Mitchell Hartman: Shipments of everything from coal for power plants to lumber for construction sites to cars for dealer lots are down from a year ago. That’s according to a report this week from the Association of American Railroads.

Dan Keen is their economist.

Dan Keen: Beginning in the fall, freight rail traffic basically fell off a cliff. And has stayed down in double digits.

The good news, such as it is, is that freight trains have stopped getting shorter. Keen says rail companies are starting to take cars out of storage. And that’s a sure sign they’re getting more orders to move raw materials to factories and consumer goods to distribution warehouses.

Chuck Clowdis follows the freight industry at IHS Global Insight.

Chuck Clowdis: And that pent up demand, a portion of that’s being released now. As the consumer starts buying, and plants start putting people back to work, there are more trucks on the road, the trains are longer.

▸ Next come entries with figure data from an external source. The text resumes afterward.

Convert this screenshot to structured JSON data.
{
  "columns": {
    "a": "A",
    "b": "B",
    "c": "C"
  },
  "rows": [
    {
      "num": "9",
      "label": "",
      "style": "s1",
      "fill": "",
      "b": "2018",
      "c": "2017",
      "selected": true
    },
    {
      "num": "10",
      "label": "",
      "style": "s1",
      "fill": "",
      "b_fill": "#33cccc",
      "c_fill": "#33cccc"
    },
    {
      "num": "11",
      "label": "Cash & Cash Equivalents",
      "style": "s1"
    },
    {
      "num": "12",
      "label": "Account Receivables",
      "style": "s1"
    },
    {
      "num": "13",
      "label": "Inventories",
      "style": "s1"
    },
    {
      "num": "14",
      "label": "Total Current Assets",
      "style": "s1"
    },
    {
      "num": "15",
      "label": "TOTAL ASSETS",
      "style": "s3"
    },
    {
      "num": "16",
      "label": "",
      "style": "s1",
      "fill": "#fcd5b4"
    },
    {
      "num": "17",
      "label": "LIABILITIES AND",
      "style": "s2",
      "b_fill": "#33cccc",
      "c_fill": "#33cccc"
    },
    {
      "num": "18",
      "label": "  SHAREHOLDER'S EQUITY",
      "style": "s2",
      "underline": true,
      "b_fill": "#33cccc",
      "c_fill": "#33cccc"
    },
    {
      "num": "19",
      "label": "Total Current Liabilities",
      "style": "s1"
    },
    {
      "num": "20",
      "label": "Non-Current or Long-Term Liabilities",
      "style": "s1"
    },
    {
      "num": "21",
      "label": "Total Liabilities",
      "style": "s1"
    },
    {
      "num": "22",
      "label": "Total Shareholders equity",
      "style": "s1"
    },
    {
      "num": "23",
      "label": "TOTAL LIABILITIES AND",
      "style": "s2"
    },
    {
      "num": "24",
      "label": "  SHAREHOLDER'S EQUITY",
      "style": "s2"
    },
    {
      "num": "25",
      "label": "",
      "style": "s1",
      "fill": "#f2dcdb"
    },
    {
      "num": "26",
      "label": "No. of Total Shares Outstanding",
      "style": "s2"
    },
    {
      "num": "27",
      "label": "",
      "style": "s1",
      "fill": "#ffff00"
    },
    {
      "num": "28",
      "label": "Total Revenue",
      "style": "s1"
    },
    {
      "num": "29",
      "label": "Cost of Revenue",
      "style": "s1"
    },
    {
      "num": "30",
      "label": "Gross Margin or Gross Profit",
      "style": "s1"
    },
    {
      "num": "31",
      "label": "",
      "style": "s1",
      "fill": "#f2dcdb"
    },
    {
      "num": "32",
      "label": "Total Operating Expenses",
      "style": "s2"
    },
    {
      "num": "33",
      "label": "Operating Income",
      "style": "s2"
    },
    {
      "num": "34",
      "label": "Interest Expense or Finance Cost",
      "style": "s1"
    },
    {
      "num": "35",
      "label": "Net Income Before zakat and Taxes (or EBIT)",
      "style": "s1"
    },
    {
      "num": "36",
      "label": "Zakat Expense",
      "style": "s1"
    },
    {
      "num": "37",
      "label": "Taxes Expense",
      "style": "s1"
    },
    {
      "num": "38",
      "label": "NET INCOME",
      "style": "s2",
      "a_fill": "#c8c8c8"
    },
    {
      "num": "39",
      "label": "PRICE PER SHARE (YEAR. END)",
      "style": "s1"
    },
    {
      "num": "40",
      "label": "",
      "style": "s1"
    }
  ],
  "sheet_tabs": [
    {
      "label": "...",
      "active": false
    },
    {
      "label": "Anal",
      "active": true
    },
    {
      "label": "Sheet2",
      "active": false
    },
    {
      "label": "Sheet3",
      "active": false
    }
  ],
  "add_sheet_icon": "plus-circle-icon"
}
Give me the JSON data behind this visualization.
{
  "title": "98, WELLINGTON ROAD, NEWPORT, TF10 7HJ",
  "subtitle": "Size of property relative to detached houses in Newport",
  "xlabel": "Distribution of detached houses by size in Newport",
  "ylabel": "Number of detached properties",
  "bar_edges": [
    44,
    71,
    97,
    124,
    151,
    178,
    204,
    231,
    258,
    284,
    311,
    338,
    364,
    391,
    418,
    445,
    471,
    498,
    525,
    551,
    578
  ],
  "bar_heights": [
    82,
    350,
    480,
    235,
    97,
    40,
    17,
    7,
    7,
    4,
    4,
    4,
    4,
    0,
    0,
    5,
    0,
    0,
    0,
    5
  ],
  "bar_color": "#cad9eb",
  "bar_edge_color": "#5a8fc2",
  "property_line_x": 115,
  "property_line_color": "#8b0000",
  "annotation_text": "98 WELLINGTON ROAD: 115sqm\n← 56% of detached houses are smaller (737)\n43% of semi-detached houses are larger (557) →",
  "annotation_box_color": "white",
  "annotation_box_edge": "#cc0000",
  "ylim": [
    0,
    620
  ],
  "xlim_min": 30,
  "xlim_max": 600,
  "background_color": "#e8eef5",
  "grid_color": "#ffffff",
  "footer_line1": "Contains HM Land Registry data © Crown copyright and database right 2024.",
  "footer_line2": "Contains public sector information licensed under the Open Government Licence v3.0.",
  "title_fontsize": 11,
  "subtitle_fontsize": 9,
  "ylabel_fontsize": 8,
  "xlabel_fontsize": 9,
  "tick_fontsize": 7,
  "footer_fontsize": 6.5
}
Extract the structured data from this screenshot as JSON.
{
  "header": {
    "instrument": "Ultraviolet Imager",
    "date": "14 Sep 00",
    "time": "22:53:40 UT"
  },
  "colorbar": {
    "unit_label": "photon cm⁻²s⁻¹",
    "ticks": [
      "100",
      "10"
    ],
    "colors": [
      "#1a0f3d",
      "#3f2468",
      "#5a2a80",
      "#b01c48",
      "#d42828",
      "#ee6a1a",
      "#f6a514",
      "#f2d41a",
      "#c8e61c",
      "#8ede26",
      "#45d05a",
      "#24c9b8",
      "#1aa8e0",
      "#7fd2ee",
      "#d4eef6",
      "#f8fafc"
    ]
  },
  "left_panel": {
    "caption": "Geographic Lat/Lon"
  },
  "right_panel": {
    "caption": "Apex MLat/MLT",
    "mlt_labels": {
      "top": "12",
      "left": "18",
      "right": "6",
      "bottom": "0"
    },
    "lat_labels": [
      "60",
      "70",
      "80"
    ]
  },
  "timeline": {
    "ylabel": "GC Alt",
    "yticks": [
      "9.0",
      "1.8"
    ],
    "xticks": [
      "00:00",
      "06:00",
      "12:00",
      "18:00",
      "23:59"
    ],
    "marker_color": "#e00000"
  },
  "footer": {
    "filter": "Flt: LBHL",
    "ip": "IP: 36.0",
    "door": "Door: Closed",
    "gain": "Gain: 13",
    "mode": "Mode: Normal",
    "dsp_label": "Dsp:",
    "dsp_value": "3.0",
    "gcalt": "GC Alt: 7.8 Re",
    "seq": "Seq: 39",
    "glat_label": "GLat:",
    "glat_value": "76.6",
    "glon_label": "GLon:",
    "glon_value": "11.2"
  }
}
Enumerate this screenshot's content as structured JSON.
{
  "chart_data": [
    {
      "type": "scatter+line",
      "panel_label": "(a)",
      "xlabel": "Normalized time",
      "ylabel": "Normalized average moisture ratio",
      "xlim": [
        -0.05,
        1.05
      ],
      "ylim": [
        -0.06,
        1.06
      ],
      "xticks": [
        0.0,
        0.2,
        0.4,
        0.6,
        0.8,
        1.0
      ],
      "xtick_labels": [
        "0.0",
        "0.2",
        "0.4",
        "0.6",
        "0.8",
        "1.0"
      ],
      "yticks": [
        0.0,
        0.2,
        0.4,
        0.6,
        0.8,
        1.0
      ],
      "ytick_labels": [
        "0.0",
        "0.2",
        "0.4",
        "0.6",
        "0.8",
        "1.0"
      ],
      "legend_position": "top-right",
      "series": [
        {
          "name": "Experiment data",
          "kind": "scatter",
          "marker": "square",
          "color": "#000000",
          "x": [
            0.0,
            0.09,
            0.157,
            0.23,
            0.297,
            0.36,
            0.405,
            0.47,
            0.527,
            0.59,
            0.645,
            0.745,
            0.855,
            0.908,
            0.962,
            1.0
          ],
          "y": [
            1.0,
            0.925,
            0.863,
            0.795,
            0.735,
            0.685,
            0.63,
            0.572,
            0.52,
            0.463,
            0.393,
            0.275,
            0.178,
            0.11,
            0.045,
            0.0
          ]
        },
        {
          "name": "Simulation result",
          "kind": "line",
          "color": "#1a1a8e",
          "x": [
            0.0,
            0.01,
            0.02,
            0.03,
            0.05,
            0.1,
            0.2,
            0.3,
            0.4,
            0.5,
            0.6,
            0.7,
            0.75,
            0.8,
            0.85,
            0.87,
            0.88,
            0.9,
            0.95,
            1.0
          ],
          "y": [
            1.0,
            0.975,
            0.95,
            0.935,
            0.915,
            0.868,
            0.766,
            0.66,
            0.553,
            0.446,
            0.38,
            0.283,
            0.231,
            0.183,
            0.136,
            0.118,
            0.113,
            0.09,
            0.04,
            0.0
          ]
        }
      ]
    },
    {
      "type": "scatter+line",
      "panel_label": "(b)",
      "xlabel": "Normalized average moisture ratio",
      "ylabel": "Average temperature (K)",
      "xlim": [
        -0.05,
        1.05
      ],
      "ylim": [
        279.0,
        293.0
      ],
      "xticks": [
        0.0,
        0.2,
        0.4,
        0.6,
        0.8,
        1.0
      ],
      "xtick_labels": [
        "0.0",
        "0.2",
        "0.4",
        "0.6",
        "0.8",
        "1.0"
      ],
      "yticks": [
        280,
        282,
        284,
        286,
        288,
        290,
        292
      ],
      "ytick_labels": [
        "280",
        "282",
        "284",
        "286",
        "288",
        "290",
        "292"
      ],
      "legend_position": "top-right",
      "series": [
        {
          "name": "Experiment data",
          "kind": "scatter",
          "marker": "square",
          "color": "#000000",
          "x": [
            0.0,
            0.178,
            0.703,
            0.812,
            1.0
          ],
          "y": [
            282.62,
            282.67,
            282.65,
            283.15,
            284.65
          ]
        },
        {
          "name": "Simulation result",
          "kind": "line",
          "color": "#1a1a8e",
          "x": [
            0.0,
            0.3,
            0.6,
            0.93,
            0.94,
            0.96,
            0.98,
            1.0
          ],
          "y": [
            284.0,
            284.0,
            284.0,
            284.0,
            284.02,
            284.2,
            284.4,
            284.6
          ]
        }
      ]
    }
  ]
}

And the ships are coming in. At the Port of Portland there are more cars and shoes arriving from Asia; more wheat and minerals heading the other way. Port spokesman Josh Thomas says volume was up from July to August, but it’s still down 15 to 60 percent from a year ago. And that hurts if your job depends on moving stuff.

Josh Thomas: There is a domino effect, not only here at the port, but with many private companies, shippers, logistics firms, the longshoremen.

Economists say this whole complex of ports, rail and trucking will have to see sustained growth before many idled employees can get back to work.

I’m Mitchell Hartman for Marketplace.